Someone once said, “Write what you know.” The Words does a pretty good job utilizing this phrase. Directors Brian Klugman and Lee Sternthal’s touching film follows successful writer Clayton Hammond (portrayed by Dennis Quaid) giving a reading of his newest book called “The Words” to the public.
We are introduced to his newest story, which centers around struggling New York writer Rory Jansen (Bradley Cooper) who tries to make ends meet for him and his wife Dora (Zoe Saldana) while attempting but failing to make it into the writing world. He stumbles upon an old briefcase that nests a manuscript that was written by a young man (Ben Barnes) who had never gotten published. Rory uses this as his own work and becomes a huge success – a dream he has wanted forever. But things become complicated when an old man (Jeremy Irons) shows up in his life and confronts Rory of the consequence he will have to live with forever due to his decision to claim the manuscript as his own.
The cinematography provides a beautiful work of art that captures the scenery very well. The scenes switch back and forth to 3 different locations: Hammond’s life in nonfictional New York, Jansen’s life in fictional New York, and the young man’s life in Paris. During these setting changes, the overall color of the film changes to fit the moods of the characters. As well, the surrounding props vary from setting to setting.
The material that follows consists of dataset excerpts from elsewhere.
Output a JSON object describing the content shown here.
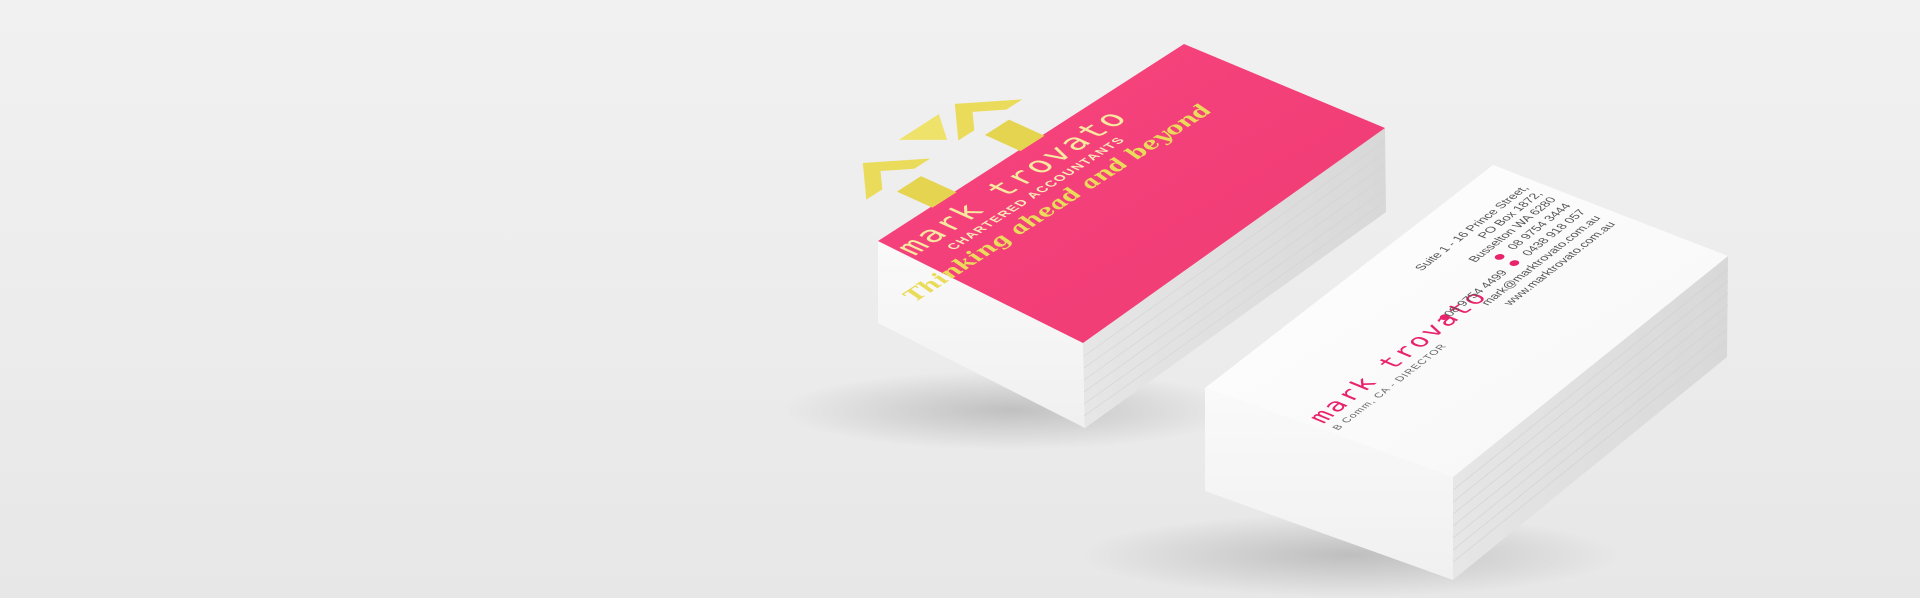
{
  "colors": {
    "card_pink": "#f4407a",
    "logo_gold": "#eadc5a",
    "back_accent": "#e8236b",
    "background": "#eeeeee"
  },
  "front_card": {
    "logo_icon": "geometric-arrows-logo",
    "brand_name": "mark trovato",
    "subtitle": "CHARTERED ACCOUNTANTS",
    "tagline": "Thinking ahead and beyond"
  },
  "back_card": {
    "brand_name": "mark trovato",
    "credentials": "B Comm, CA - DIRECTOR",
    "address_line1": "Suite 1 - 16 Prince Street,",
    "address_line2": "PO Box 1872,",
    "address_line3": "Busselton WA 6280",
    "phone": "08 9754 3444",
    "fax": "08 9754 4499",
    "mobile": "0438 918 057",
    "email": "mark@marktrovato.com.au",
    "website": "www.marktrovato.com.au"
  }
}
In Hammond’s world, it’s champagne toasts, crowded socials, and luxurious items that scream success. However, the lighting is bright, and what accents his surroundings are white, cold walls. We see a contrast when we switch over to Rory’s life as scenes offer darker hues and dimmer lighting with various furniture that surround all his walls which at times feels cluttered. This creates different moods for the audience and shows the contrasting features and lifestyle between both Clay and Rory – Clay having all this success in his career but left with a limited personal life while Rory has limited to no success in his career with a personal, simple life that most would dream of. It is interesting, though, to note that although both men’s lives differ from one another, both lives showcase the results of choices we make and the outcomes we live with. As for the young man’s life in Paris, scenes are grainy, but the color hue of each scene differ greatly and beautifully as we reach a conclusion to his story. Also, the outfit choices are classic and bring back a vintage look and feel.
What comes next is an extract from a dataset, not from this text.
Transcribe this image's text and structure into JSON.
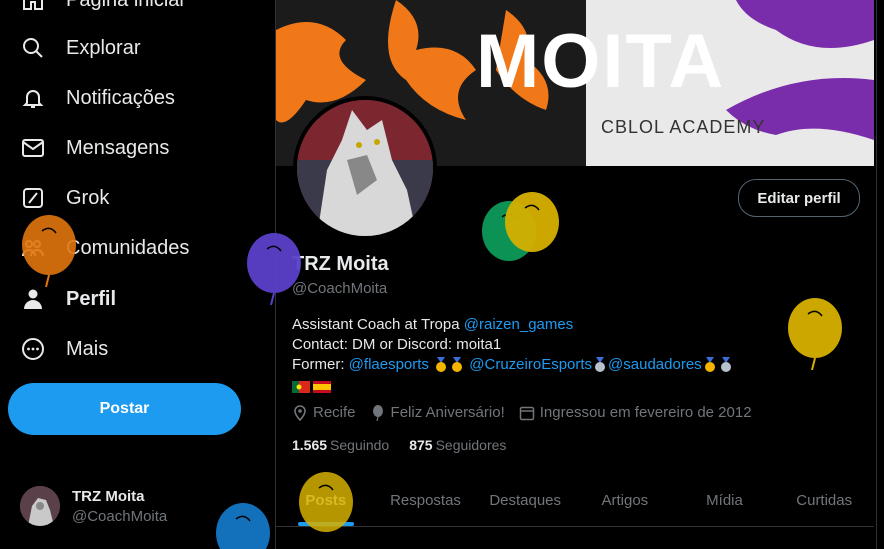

Yet, the flow of the story lags on and sometimes becomes a puzzling confusion that doesn’t seem to add up. For the most part, there really isn’t a beginning or an end. Thus, it leaves much unanswered in both Rory and Clay’s life and whether or not all of Clay’s new book was a work of borrowed fact or just plain fiction. However, the film does provides a good screenplay with a set of great actors that portray the life of a struggling artist (or writer in this case) very well.
The Words will not be everyone’s cup of tea. For most, the film will be a long story of nothingness that doesn’t provide much hope or conclusion. But for some, it will be a wonderful piece of work that hits the heart emotionally and effectively.
This film is rated PG-13 and runs 1 hour and 36 minutes.